Houses sizes of the LBK settlement Vráble-Veľké Lehemby, Slovakia
The research project "The Dynamics of Settlement Concentration Processes and Land-Use in Early Farming Communities of the Northwestern Carpathian Basin" investigates settlement patterns and land-use dynamics in the Žitava valley during the Neolithic.
Discovered in 2010, the agglomerated Early Neolithic settlement of Vráble proved to be an outstanding site dating between 5250 and 4950 calBCE. The settlement is divided into three distinct groups of houses, which we interpret as neighbourhoods inhabited by different socio-political groups. The settlement history is characterised by a process of low-intensity agglomeration, during which the three neighbourhoods were continuously inhabited and used at the same time.
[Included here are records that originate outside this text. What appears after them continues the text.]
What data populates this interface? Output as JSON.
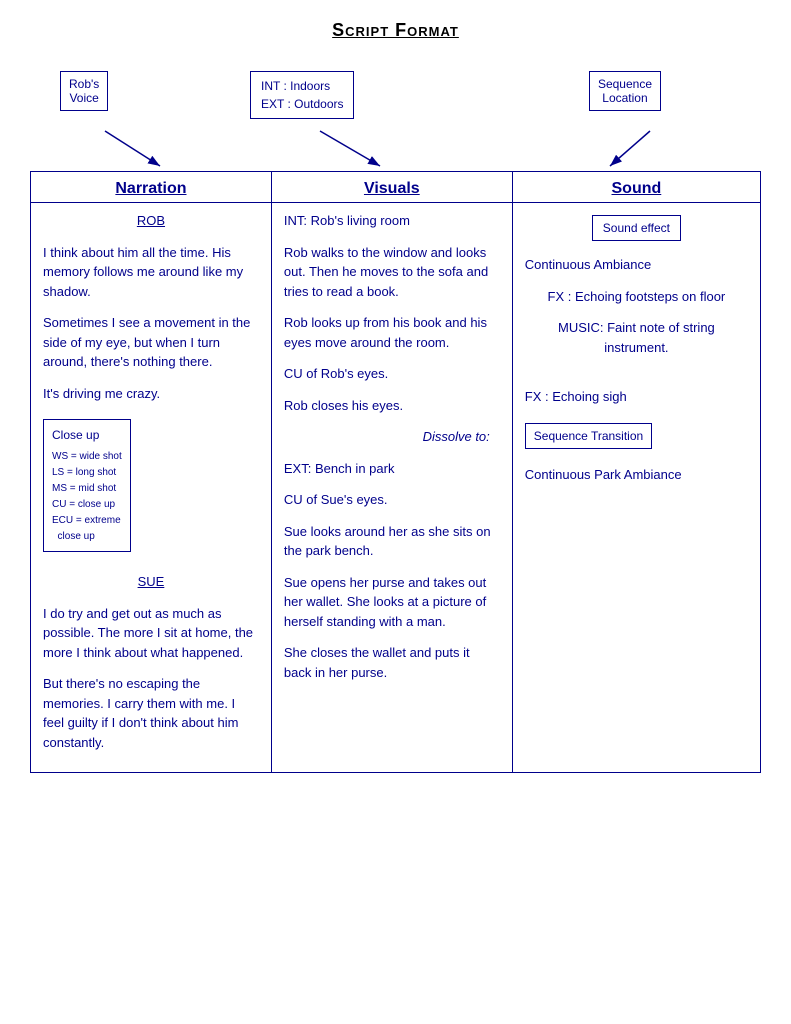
{
  "page": {
    "title": "Script Format",
    "annotations": {
      "rob_voice": "Rob's\nVoice",
      "int_ext": "INT : Indoors\nEXT : Outdoors",
      "seq_loc": "Sequence\nLocation"
    },
    "columns": {
      "narration": "Narration",
      "visuals": "Visuals",
      "sound": "Sound"
    },
    "narration_content": {
      "speaker1": "ROB",
      "p1": "I think about him all the time. His memory follows me around like my shadow.",
      "p2": "Sometimes I see a movement in the side of my eye, but when I turn around, there's nothing there.",
      "p3": "It's driving me crazy.",
      "closeup_label": "Close up",
      "closeup_legend": "WS = wide shot\nLS = long shot\nMS = mid shot\nCU = close up\nECU = extreme close up",
      "speaker2": "SUE",
      "p4": "I do try and get out as much as possible. The more I sit at home, the more I think about what happened.",
      "p5": "But there's no escaping the memories. I carry them with me. I feel guilty if I don't think about him constantly."
    },
    "visuals_content": {
      "v1": "INT: Rob's living room",
      "v2": "Rob walks to the window and looks out. Then he moves to the sofa and tries to read a book.",
      "v3": "Rob looks up from his book and his eyes move around the room.",
      "v4": "CU of Rob's eyes.",
      "v5": "Rob closes his eyes.",
      "v6": "Dissolve to:",
      "v7": "EXT: Bench in park",
      "v8": "CU of Sue's eyes.",
      "v9": "Sue looks around her as she sits on the park bench.",
      "v10": "Sue opens her purse and takes out her wallet. She looks at a picture of herself standing with a man.",
      "v11": "She closes the wallet and puts it back in her purse."
    },
    "sound_content": {
      "sound_effect_box": "Sound effect",
      "s1": "Continuous Ambiance",
      "s2": "FX : Echoing footsteps on floor",
      "s3": "MUSIC: Faint note of string instrument.",
      "s4": "FX : Echoing sigh",
      "seq_transition_box": "Sequence Transition",
      "s5": "Continuous Park Ambiance"
    }
  }
}
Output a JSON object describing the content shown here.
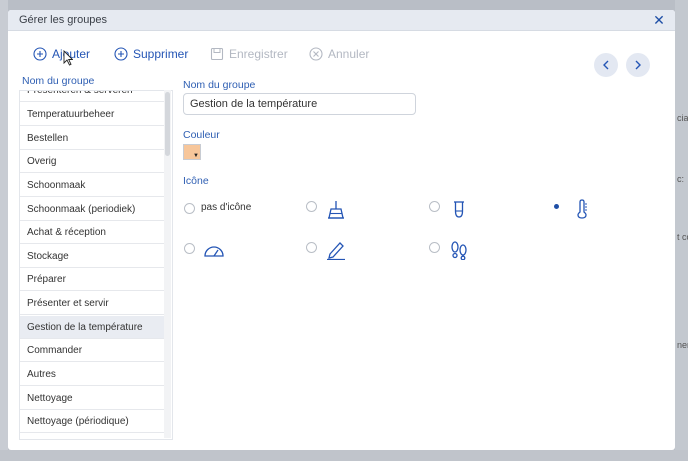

The last phase of the settlement history is characterised by the construction of a ditch system around the south-western neighbourhood, with all entrances to the enclosure facing away from the other parts of the settlement. The social importance, but also the potentially conflictual end of the settlement, is reflected in a series of regular and irregular burials, as well as specific depositional practices within the ditch itself. The life within this agglomerated settlement ended in 4950 calBCE and led to a complete restructuring of the settlement structures in the following Lengyel phases of the Neolithic in the Žitava valley.
The German-Slovak research team documented a total of 313 houses with the help of geomagnetic prospection. This plan, together with an extensive coring programme, allowed the spatio-temporal development of the settlement to be reconstructed. It also allowed the reconstruction of the house sizes of 304 houses according to their association with one of the three neighbourhoods of Vráble.